Among other key points:

  • “No clinical practice improvement activities have yet been established under MIPS. In updates to the MDP, CMS will evaluate clinical practice improvement activities to identify concepts that could result in innovative approaches to new measure development at the national level to address gaps in measurement and clinical care.”
  • “CMS prioritizes electronic clinical quality measure (eCQM) development in a manner that ensures relevance to patients and the public, improves measure quality, increases clinical data availability, accelerates development cycle times, and drives innovation.”

There is a great deal of detail around the framing of the five key domains—clinical care, safety, care coordination, patient and caregiver experience, population health and prevention—for the measures to be developed under the MDP.

For example, in the clinical care area, the document states that “CMS will collaborate with specialty groups and associations to develop measures where there are important gaps in performance and for topics that are important to both patients and providers. Outcome measures (including PROMs and measures of functional status), intermediate outcome measures, and measures assessing diagnostic skills and adherence to clinical practice guidelines are measure development priorits for MIPS and APMs. We solicit comments and suggestions for development of measures in this domain.” The same kinds of statements are made in the other four areas—safety, care coordination, patient and caregiver experience, and population health and prevention.

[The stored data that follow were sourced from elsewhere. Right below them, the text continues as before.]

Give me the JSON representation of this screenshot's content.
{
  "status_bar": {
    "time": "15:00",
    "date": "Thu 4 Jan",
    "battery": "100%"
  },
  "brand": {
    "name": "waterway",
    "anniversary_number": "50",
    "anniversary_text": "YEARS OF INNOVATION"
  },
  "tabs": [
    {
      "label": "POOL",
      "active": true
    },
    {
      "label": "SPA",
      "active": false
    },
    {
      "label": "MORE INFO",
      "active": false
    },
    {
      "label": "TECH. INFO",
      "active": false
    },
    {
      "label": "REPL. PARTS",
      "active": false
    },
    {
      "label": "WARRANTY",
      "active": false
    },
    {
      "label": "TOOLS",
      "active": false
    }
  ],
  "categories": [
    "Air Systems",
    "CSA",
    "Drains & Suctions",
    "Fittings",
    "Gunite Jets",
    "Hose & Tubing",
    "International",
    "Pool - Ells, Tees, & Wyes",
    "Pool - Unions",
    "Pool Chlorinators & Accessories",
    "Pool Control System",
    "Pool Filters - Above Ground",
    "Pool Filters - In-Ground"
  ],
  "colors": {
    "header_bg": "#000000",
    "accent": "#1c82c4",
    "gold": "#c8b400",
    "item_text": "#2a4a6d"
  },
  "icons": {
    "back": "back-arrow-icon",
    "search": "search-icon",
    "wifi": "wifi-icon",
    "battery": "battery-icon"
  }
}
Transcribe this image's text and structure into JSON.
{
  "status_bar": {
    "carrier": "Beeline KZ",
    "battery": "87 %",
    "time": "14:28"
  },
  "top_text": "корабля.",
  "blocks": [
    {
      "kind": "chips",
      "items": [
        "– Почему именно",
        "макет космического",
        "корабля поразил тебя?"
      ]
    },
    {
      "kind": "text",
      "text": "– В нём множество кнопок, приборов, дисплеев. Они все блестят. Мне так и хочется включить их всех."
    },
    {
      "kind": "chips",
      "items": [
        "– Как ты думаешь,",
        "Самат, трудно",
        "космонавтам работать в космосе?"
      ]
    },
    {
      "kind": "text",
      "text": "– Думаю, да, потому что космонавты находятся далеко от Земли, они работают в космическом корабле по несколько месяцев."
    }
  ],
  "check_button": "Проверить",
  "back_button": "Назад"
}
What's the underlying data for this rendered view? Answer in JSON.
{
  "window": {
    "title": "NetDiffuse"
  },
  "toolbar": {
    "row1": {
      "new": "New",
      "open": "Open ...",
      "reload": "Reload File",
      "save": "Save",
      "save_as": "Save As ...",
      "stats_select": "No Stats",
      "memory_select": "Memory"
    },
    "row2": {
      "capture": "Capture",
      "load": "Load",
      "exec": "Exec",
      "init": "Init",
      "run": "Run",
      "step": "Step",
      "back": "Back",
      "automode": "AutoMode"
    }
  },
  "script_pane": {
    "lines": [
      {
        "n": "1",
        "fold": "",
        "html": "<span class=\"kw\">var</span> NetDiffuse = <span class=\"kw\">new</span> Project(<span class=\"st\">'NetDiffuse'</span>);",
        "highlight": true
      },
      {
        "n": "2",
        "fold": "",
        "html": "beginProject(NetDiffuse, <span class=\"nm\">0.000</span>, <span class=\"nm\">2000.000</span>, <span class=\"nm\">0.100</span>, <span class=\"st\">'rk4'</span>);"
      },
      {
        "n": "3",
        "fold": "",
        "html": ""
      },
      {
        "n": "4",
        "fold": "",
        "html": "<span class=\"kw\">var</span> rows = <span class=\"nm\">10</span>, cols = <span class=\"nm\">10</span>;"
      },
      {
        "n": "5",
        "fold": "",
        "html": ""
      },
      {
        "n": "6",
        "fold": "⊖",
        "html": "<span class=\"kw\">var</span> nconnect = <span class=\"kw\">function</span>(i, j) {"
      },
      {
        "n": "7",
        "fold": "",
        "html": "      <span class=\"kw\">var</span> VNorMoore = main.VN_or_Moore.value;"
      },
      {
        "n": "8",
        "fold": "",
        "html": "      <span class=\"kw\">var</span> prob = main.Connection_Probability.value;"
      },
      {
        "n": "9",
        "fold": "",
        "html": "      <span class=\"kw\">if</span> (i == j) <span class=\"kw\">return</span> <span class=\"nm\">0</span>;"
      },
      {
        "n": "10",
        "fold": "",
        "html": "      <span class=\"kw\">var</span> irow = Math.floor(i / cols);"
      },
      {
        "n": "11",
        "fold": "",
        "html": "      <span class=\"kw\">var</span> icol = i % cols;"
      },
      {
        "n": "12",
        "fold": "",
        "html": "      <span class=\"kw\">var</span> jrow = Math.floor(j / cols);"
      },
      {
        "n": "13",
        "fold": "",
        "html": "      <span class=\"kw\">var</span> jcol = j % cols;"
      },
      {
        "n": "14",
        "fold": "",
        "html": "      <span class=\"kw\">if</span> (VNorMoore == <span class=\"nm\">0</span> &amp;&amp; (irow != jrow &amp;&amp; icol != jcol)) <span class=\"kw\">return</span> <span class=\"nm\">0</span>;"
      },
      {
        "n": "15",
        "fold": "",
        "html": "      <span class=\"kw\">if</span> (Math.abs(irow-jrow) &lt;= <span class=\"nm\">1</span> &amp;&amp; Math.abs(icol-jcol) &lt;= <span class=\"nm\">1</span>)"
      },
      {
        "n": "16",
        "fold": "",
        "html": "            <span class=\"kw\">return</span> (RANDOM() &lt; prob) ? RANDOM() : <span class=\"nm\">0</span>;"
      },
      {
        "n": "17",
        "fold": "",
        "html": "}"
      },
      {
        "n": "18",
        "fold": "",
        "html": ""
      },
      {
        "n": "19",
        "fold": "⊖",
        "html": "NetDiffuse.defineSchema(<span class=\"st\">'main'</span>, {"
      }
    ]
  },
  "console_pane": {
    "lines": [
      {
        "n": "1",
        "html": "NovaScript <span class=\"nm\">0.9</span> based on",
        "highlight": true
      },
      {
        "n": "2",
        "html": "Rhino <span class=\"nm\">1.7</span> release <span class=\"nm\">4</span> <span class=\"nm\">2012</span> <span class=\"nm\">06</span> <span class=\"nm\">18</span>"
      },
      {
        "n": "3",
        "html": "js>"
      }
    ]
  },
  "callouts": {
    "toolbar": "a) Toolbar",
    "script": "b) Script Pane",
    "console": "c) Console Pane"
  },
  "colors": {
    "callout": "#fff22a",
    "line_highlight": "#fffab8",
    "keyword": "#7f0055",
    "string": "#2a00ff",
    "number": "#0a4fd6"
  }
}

Alas, there are no crunchy details revealing the specifics of what CMS officials actually believe should be in the new measures. Perhaps I was deluded in thinking that such specifics would be in this draft document. In any case, the only conclusion I can come to about that is that there is a real opportunity here for provider leaders—clinicians, clinician leaders, clinical informaticists, other informaticists, and all the associations for all those stakeholder groups—to truly help CMS officials shape this new thing.

The fact is, this new set of measures is going to be immensely important, as, in a practical sense, it will help drive physician clinical performance in the coming decade.

Of course, associations are going to leap into this void, and that is good. But I would say that those medical group and hospital leaders from across disciplines—primary care and specialist physicians, nurses, medical and nurse informaticists, and even non-clinical informaticists—have real skin in this game, as do the non-clinician leaders of medical groups and hospitals (even though these measures will largely be ambulatory in nature, they will absolutely have ripple effects on hospital care management).

So 2016 could really be a year of opportunity for stakeholders here. The one thing that no one should be under any illusion about is the fact that these measures in this new MIPS system are going to be important. They are going to be very important; they will determine how many physicians are paid under Medicare, which means that there’s no question they will also be adopted in some form by private health insurers as well.

It feels a bit like the dawn of a new era, which in many ways it is. For those who longed for the repeal of SGR (the sustainable growth rate formula for physician payment under Medicare), given the incredible kicking of that can down the proverbial road, may not have realized how significant its replacement would be.

But physicians and other clinicians, and medical and other informaticists, could really help to shape their future here, given that this is now a legislatively created regulatory mandate anyway.

And it will be fascinating to see what comes of this process. If (regulatory) winter is here, can (regulatory) spring be far behind?